I’ve often wrestled with the last one when it comes to stream processing. The basic situation is that people always want to use their language of choice. But stream processors, like Kafka Streams, Apache Flink®, and Apache Spark™, are largely geared to work best in exactly one programming language.
That has tended to leave people with two options: (1) use SQL (like FlinkSQL/KSQL) as a neutral means of expression embedded in your preferred language, or (2) use something a bit hacky, like inter-process communication, to sync data across language runtimes. Both can work, but neither are great general solutions.
Could GraalVM be the answer to this problem? Graal is a JVM replacement from Oracle in its early days. It has a lot of exciting improvements, but the most important for this discussion is the Truffle framework. Truffle is a library for building programming language implementations as interpreters for abstract syntax trees. Put simply, it allows languages to efficiently talk to one another without resorting to hacky workarounds.
I think this is a big deal for three reasons.
First, you’d be able to write stream processing programs in any language that has a Truffle implementation. You wouldn’t have to make trade-offs based on what the processing framework wants or needs.
Second, all of the tooling that you need to profile, debug, and monitor stream processing programs and state can be written once in a language-agnostic way. Each language won’t need to reinvent the wheel with local tooling.

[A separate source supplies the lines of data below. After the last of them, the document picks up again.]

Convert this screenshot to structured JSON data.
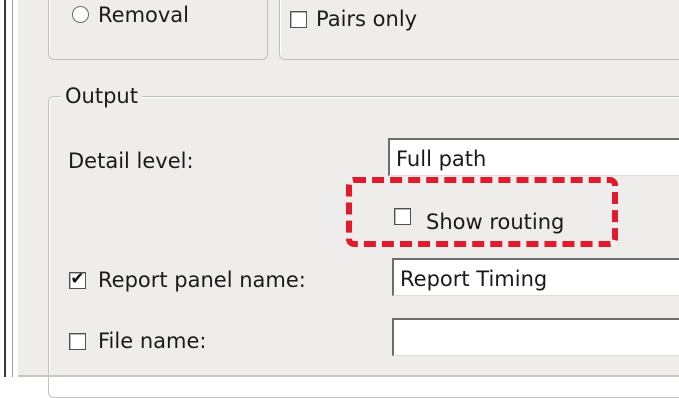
{
  "window": {
    "mode": {
      "removal_label": "Removal",
      "pairs_only_label": "Pairs only",
      "pairs_only_checked": false
    },
    "output": {
      "group_title": "Output",
      "detail_level": {
        "label": "Detail level:",
        "value": "Full path"
      },
      "show_routing": {
        "label": "Show routing",
        "checked": false
      },
      "report_panel_name": {
        "label": "Report panel name:",
        "checked": true,
        "value": "Report Timing"
      },
      "file_name": {
        "label": "File name:",
        "checked": false,
        "value": ""
      }
    },
    "check_glyph": "✔",
    "annotation_color": "#e11b2c"
  }
}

Last, effort towards improving performance can be concentrated in one place. Today, framework maintainers spent time speeding up odds and ends across a large, multiple run-time project. But because Graal acts as a singular just-in-time compiler, that work can be reaped across whatever language you’re using. It’s worth noting this is a general benefit of Graavl, but a great example of it in action.
I for one am looking forward to a future where I can grumpily stay in my language of choice.